My heart ached for him because I could feel his frustration. I could sense his want to disconnect. To unplug and lose himself against me so he wouldn’t have to face reality. He was doing everything in his power to avoid facing the truth about his shattered heart.

“You haven’t said a word about your father since we left the hospital,” I calmly stated. “That worries me. We should talk about it and—”

“Don’t,” he whispered through gritted teeth. He turned his back to me, and his shoulders dropped as he shook his head. “If you don’t want to fuck, you can just leave,” he coldly stated.

“Mi—”

“I mean it, Starlet. I don’t want to have a fucking heart-to-heart session with you, all right?” he shot at me. He turned my way, and his eyes almost shattered every inch of my being. His eyes showcased the opposite of what his words were stating. I saw it in his stare—the need for comfort. The fear of his solitude. The pain of the possibility of yet another massive loss.

How much heartbreak could a heart have before it simply gave up on beating?

I moved toward him and placed a hand on his shoulder. “Talk to me.”

“No.”

“Please.”

“No.”

“You need to let it out.”

“There’s nothing to say. Okay? My father’s a drunk who got himself into this situation. End of story.”

“Mi—”

“What?!” he cried out, his voice cracking as he took steps away from me. “What do you want me to say, Star? You want me to talk about how pissed off I am at him? You want me to express how damn traumatic this is for me, not knowing if he’s gonna be okay? You want me to dig deep into how messed up my mind, and my thoughts are, knowing that I could get a call any second now saying he’s gone? Is that what you want?” he asked. He was yelling, but I knew he wasn’t shouting at me. He wasn’t angry with me. He was pissed off at the world. At the injustices of it all. At the unfairness. With just cause.

“Or, oh wait, let me guess, you want me to tell you how angry I am with myself, huh?” he asked. His movements stilled as he shut his eyes for a split second. His head slightly tilted to the left as if he was trying to gather his thoughts. As if he was trying to control his emotions.

I wished he wouldn’t, though.

I wished he’d allow himself to spill over. To feel it all, every hurt, every ache, every slice of pain.

When his eyes opened, I saw the waterworks seconds away from pouring out. “Because I should’ve spent today with him like you mentioned. He’d still be okay if I would’ve helped him instead of running off to Chicago to try to escape this shit.” He glanced at the photograph of his parents on his mantel and began to whisper. “I might not get to tell him I’m sorry, Star,” he said. “I might not get to make up with him, or have a beer with him, or tell him ten years down the line that he was right and that I was a little shit.

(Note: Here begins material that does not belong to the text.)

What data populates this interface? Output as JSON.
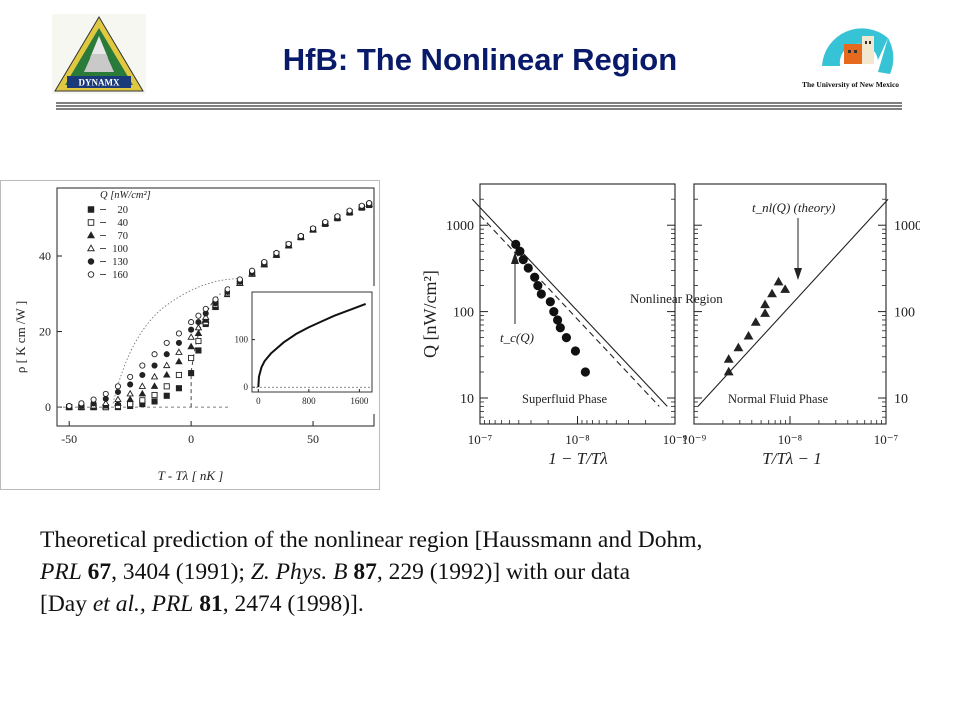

I might not reminisce with him about Mom, or get to build a new relationship with him. He’s in a coma, and he doesn’t know I’m sorry. He doesn’t know I’m sorry for being a fucked-up kid with daddy issues. He doesn’t know that I forgive him for not knowing how to parent after Mom left us. He doesn’t know I love him.”

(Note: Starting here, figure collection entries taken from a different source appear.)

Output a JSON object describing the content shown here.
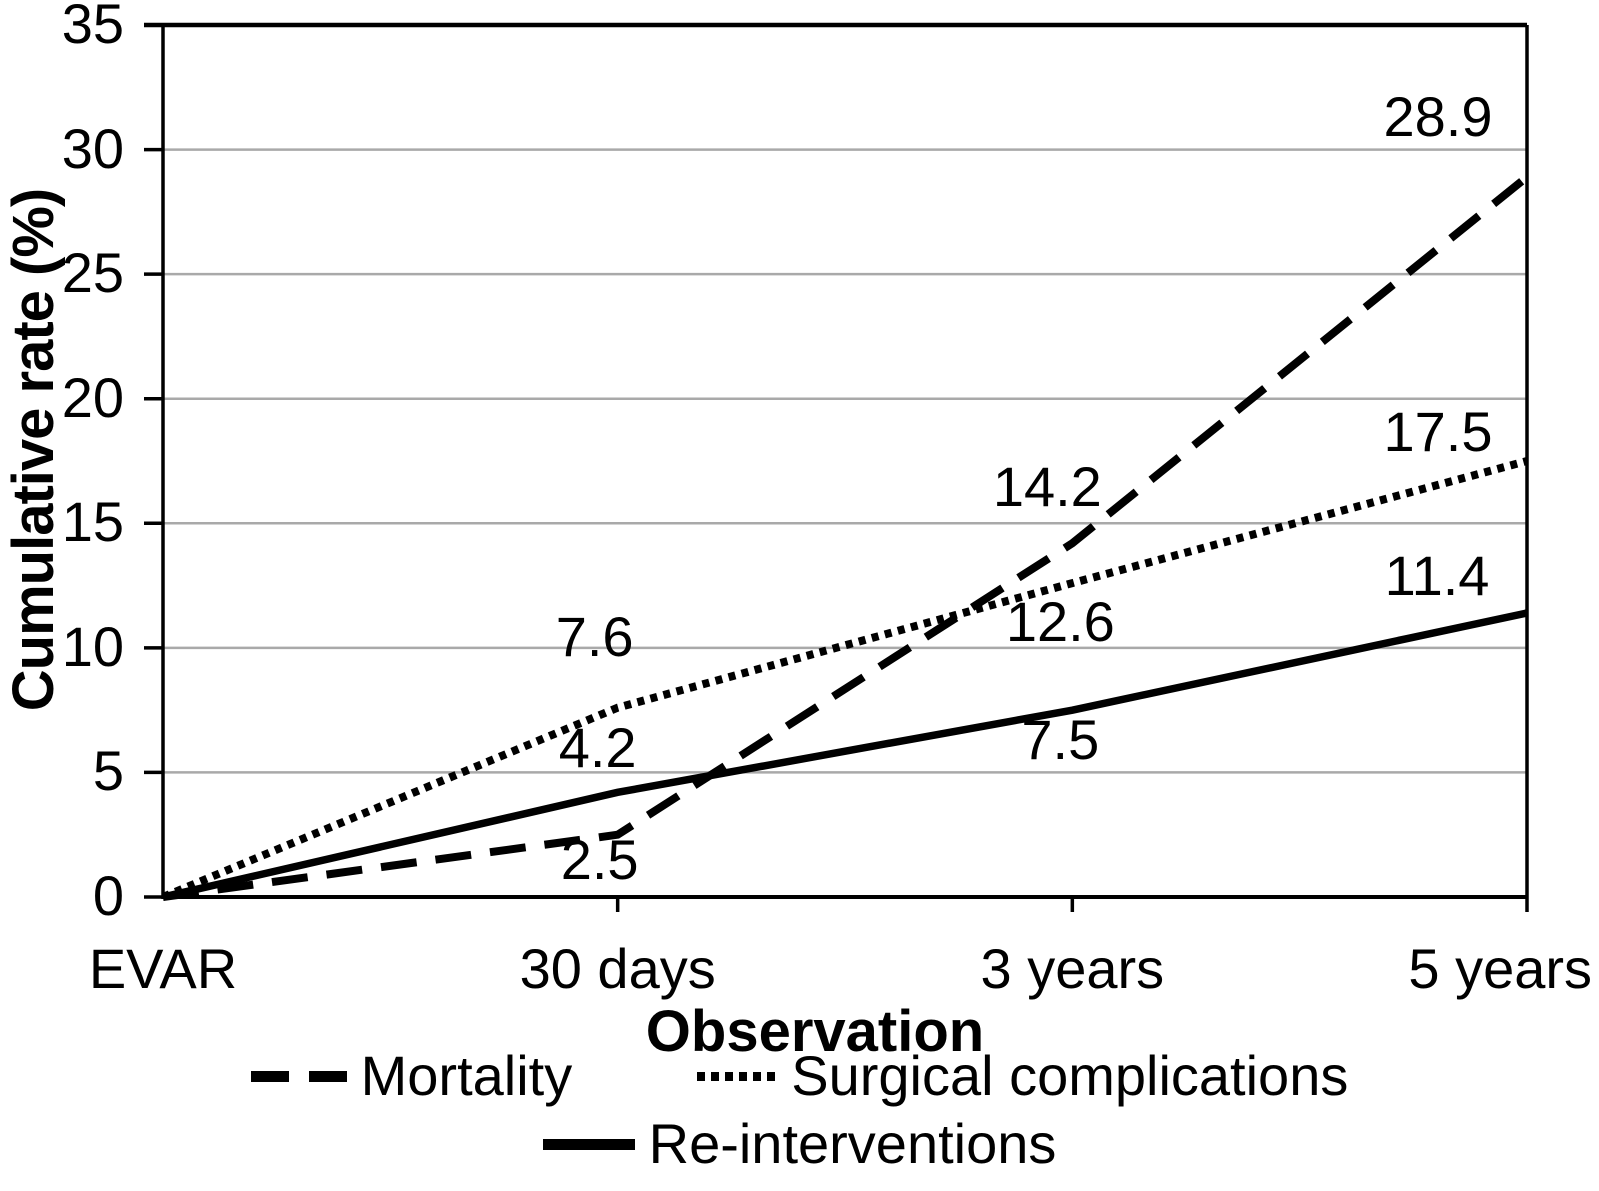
{
  "chart_data": {
    "type": "line",
    "title": "",
    "xlabel": "Observation",
    "ylabel": "Cumulative rate (%)",
    "categories": [
      "EVAR",
      "30 days",
      "3 years",
      "5 years"
    ],
    "ylim": [
      0,
      35
    ],
    "yticks": [
      0,
      5,
      10,
      15,
      20,
      25,
      30,
      35
    ],
    "grid": "horizontal",
    "legend_position": "bottom",
    "series": [
      {
        "name": "Mortality",
        "style": "dashed",
        "values": [
          0,
          2.5,
          14.2,
          28.9
        ],
        "point_labels": [
          "",
          "2.5",
          "14.2",
          "28.9"
        ]
      },
      {
        "name": "Surgical complications",
        "style": "dotted",
        "values": [
          0,
          7.6,
          12.6,
          17.5
        ],
        "point_labels": [
          "",
          "7.6",
          "12.6",
          "17.5"
        ]
      },
      {
        "name": "Re-interventions",
        "style": "solid",
        "values": [
          0,
          4.2,
          7.5,
          11.4
        ],
        "point_labels": [
          "",
          "4.2",
          "7.5",
          "11.4"
        ]
      }
    ],
    "colors": {
      "line": "#000000",
      "grid": "#a9a9a9",
      "background": "#ffffff",
      "text": "#000000"
    }
  }
}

I could’ve reassured him that his father knew that Milo loved him.

I could’ve been the person who comforted him and told him that his father could still pull through.

He didn’t need that right then, though. He needed to break.

Sometimes one had to break into a million pieces for healing to begin. All Milo needed from me at that very moment was my arms wrapped tightly around him as a physical reminder that he might’ve felt alone, but he wasn’t. I was there and would be there as long as he needed me. No matter how long it took.